File handle resource leak
In virtualizarr/readers/common.py, the function maybe_open_loadable_vars_and_indexes has a file resource leak when a non-empty list of loadable_variables is supplied. In this case, an xarray Dataset is opened, but never closed (when loadable_variables is non-empty), and the dataset is not returned by the function, so the caller has no way of closing it either.
This is visible in numerous warnings emitted during unit testing, of the following form: RuntimeWarning: deallocating CachingFileManager
Issue #390 points out these warnings as well, but many of them cannot be addressed without refactoring the maybe_open_loadable_vars_and_indexes function to enable proper closing of the currently hidden dataset.
the dataset is not returned by the function, so the caller has no way of closing it either.
This is the problem - I wonder if we can set the ._close attribute on the Dataset that is returned by open_virtual_dataset such that it can be closed by the caller.
the dataset is not returned by the function, so the caller has no way of closing it either.

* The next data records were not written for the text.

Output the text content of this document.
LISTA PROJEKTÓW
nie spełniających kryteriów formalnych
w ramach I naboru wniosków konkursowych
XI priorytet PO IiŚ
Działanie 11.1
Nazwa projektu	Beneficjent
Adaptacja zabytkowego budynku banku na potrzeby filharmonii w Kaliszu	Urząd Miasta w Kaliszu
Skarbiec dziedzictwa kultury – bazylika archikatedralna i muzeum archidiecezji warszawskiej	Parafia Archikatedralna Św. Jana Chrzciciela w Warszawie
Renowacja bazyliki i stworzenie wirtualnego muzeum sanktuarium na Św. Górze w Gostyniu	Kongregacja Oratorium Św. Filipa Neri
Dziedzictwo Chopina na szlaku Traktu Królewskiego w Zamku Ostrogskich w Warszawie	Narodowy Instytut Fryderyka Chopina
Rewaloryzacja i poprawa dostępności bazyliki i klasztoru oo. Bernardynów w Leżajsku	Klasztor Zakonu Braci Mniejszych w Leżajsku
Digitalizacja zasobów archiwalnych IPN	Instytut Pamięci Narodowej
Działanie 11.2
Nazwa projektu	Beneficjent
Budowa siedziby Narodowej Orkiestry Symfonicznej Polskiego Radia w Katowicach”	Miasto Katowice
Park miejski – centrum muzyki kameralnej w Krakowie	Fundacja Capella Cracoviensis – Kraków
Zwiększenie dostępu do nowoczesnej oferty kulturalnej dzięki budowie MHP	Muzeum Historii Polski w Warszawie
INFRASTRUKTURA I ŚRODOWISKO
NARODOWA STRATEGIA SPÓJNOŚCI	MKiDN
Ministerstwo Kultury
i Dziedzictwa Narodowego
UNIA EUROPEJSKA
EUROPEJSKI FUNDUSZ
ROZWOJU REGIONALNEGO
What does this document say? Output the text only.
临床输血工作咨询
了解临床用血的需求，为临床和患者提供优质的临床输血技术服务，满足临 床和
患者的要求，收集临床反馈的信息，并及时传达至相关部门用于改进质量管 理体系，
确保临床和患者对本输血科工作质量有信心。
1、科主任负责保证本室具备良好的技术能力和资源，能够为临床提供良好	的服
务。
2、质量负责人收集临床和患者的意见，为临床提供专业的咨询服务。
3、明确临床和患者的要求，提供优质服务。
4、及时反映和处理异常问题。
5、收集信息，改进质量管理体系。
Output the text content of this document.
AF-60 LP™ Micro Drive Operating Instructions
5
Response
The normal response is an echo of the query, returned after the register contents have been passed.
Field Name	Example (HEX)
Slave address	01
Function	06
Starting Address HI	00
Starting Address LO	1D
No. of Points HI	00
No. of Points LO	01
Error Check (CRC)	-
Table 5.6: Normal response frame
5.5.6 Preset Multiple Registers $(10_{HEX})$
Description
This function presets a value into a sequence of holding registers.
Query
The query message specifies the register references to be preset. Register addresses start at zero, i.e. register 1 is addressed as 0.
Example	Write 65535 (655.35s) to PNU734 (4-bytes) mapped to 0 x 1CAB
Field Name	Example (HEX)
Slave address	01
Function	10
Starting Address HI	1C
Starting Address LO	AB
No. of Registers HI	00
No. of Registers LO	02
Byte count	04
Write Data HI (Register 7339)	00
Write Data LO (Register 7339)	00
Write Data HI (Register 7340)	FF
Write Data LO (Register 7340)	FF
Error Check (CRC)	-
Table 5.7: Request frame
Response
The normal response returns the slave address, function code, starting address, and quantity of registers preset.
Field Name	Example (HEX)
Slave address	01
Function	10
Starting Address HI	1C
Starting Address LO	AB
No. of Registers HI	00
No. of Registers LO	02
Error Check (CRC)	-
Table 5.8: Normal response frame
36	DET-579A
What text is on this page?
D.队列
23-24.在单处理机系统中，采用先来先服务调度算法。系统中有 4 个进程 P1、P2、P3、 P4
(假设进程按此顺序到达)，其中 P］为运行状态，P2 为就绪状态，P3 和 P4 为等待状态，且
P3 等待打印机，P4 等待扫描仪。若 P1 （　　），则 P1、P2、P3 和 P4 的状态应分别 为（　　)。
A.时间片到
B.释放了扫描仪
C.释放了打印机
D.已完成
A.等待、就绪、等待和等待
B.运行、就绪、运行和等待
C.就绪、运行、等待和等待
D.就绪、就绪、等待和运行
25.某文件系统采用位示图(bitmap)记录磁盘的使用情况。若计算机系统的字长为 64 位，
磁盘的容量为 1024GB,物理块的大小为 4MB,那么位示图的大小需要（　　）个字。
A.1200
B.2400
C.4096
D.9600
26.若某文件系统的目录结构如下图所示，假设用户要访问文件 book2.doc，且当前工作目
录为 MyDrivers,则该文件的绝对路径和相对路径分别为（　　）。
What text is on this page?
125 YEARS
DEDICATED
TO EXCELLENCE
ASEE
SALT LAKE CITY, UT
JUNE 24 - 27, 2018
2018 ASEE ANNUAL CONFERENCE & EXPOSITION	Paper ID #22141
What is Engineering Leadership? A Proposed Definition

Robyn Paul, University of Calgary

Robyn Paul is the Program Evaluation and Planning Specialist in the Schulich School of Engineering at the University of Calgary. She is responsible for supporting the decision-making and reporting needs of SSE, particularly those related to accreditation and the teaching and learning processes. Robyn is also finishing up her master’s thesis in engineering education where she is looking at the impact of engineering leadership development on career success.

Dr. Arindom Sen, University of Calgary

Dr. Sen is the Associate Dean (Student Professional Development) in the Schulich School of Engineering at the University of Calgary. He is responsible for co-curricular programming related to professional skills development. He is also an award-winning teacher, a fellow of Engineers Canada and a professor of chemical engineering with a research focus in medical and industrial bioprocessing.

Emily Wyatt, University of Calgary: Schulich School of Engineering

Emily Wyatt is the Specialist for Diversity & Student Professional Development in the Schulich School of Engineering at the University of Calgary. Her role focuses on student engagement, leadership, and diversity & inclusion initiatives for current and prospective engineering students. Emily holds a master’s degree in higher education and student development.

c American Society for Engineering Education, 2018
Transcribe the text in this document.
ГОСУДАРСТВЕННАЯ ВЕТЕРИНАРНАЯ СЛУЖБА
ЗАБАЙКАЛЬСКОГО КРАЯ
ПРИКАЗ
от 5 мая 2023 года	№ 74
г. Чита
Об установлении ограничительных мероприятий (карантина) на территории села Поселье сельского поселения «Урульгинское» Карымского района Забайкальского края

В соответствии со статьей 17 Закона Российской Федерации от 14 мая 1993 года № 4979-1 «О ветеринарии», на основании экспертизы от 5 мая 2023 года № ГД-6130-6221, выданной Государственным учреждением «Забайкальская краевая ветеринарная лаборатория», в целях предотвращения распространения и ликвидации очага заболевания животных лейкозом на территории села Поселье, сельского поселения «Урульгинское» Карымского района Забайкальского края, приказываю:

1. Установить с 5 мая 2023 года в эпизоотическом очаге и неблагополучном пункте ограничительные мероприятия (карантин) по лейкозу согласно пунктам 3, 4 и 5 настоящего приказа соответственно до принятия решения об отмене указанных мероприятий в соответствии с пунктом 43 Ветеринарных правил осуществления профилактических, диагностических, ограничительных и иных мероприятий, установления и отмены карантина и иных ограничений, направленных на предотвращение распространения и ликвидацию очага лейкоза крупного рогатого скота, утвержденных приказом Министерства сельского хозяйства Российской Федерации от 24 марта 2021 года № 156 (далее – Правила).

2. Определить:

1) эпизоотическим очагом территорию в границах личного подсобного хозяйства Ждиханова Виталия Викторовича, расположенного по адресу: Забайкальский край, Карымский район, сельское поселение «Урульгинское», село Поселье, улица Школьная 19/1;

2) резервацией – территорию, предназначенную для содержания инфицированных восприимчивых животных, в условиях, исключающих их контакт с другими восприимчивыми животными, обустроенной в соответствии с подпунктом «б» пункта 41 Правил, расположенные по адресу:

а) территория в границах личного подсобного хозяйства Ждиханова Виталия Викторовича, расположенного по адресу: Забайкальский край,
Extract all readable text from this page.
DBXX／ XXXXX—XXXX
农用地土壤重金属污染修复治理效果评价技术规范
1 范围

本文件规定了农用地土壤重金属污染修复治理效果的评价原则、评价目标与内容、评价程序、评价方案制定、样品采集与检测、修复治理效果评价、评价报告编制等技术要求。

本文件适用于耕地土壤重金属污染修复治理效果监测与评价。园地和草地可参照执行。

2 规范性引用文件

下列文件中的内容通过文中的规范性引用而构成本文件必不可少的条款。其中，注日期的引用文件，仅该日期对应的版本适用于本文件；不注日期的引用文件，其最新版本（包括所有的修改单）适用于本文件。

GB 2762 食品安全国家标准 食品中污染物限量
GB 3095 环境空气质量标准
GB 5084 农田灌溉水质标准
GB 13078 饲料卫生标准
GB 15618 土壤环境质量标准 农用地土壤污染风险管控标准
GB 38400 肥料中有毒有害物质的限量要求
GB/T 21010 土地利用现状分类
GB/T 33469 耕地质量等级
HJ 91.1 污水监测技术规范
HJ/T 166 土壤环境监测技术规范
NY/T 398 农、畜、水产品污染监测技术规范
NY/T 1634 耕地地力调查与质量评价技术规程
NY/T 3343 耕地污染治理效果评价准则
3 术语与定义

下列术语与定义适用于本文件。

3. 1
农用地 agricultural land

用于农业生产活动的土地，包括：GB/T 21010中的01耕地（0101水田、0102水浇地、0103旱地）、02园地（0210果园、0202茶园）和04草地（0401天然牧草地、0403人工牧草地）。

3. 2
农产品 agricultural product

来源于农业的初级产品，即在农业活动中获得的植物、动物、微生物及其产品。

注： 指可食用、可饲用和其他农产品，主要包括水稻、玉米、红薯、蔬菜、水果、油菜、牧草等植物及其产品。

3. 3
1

This is the problem - I wonder if we can set the
._closeattribute on theDatasetthat is returned byopen_virtual_datasetsuch that it can be closed by the caller.
I see that maybe_open_loadable_vars_and_indexes is called from the various implementations of open_virtual_dataset, and that each one then calls construct_virtual_dataset and returns that value.
Are you saying that we would modify maybe_open_loadable_vars_and_indexes to return the dataset it opens, and then set ._close on the dataset produced by construct_virtual_dataset to the dataset returned by maybe_open_loadable_vars_and_indexes before returning that dataset produced by construct_virtual_dataset?
Something along these lines?
...
ds, loadable_vars, indexes = maybe_open_loadable_vars_and_indexes(...)
vds = construct_virtual_dataset(...)
if ds is not None:
vds._close = ds.close
return vds
Or perhaps we could also modify construct_virtual_dataset to accept the (possibly None) dataset returned by maybe_open_loadable_vars_and_indexes and set ._close there, which would avoid a bit of code duplication.
Ah, I see the following comment inside construct_virtual_dataset:
# TODO we should probably also use vds.set_close() to tell xarray how to close the file we opened
Yes, but this would be much easier to do after #473.
I'm going to close this because we no longer have any deallocation warnings when running the tests. Please re-open if you see other issues.